ESSA Book Prize Winners 2021

Prize Winner

Andrey V. Ivanov, A Spiritual Revolution: The Impact of Reformation and Enlightenment in Orthodox Russia, 1700-1825 (University of Wisconsin Press, 2020).

Ivanov’s book demonstrates the far-reaching impact the Protestant Reformation and European Enlightenment had on Russian church and society in the eighteenth century. It is the first monograph to fully explore how Western ideas influenced the Russian Church in this period. The monograph thus makes a major contribution to the intellectual history of the Russian Orthodox Church. Supported by extensive archival work in Germany, Italy, Russia, Ukraine, and the Vatican, Ivanov makes a compelling case for the impact of the Reformation and the Enlightenment—in their diversified geographical expressions—on Orthodox Russia, challenging enduring assumptions about Russia’s isolation and cultural stagnation. Ivanov presents the reader with engaging portraits of the clerical elites—mainly Orthodox bishops from the newly incorporated Ruthenian lands—who promoted a “spiritual revolution” that altered Russia’s traditional ecclesiastical and political landscape. Like the protagonists of his study, Ivanov himself brings new perspectives to what we know about Russian Orthodoxy in the eighteenth century. Above its outstanding empirical contribution, the book also puts forth a concise critical framework for conceiving of Orthodoxy that could significantly revise how scholars write about Russian religious history. In particular, Ivanov explores Russian Orthodox tradition from the perspectives of what he calls “contestation” and “variety”, which allow the reader to appreciate Orthodoxy as something that is both constantly evolving and constantly various in terms of its doctrines, preaching, and ethics.

Honorable Mention

Valerie A. Kivelson and Christine D. Worobec (ed.), Witchcraft in Russia and Ukraine, 1000–1900: A Sourcebook (Northern Illinois University Press, 2020).

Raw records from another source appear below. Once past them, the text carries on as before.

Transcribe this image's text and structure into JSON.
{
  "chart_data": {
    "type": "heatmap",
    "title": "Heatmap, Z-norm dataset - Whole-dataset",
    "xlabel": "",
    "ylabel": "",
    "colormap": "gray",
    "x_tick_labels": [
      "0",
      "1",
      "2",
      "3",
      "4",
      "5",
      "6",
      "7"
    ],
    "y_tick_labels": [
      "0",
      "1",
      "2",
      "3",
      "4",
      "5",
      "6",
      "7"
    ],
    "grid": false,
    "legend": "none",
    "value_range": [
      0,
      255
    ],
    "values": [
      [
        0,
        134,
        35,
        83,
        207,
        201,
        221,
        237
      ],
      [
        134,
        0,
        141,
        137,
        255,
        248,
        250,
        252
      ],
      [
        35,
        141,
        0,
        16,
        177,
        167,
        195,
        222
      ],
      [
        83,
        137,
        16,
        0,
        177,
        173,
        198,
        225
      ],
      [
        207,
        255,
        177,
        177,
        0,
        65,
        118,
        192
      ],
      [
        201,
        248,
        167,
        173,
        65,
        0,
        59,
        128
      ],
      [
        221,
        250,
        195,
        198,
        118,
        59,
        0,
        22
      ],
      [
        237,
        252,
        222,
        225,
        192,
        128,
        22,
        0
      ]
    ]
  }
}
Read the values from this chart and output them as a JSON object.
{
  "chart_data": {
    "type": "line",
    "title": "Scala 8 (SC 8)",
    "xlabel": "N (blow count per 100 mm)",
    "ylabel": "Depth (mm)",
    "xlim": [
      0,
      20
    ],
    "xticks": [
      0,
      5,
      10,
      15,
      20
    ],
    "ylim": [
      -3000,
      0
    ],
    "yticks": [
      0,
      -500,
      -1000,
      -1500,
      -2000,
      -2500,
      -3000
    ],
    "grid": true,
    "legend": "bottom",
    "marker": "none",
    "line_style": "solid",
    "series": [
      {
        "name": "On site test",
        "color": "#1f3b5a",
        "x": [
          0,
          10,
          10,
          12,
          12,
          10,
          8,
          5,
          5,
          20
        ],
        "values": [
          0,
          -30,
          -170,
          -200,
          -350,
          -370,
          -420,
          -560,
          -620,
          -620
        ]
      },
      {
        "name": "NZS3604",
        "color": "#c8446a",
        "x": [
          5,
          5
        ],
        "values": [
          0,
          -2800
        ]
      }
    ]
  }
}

Kivelson and Worobec’s book is an annotated English-language anthology of sources relating to the persecution of suspected witches in predominantly Orthodox regions of Russia and Ukraine. The book not only makes little-known sources available together for the first time in English, but it also makes accessible a wealth of archival materials never published before in any language. The book is the result of an enormous scholarly undertaking, and it makes a significant, interdisciplinary contribution to the field of Early Slavic Studies, making archival materials accessible to historians working in diverse fields. The impressive range of sources is organized with the utmost coherence, both thematically and chronologically, and it is accompanied by succinct, thoughtful discussions of some of the main contextual and critical considerations relevant to the sources at hand, that impart crucial information without unduly imposing limits on the scope of the sources’ interpretation. The potential uses of this book are endless.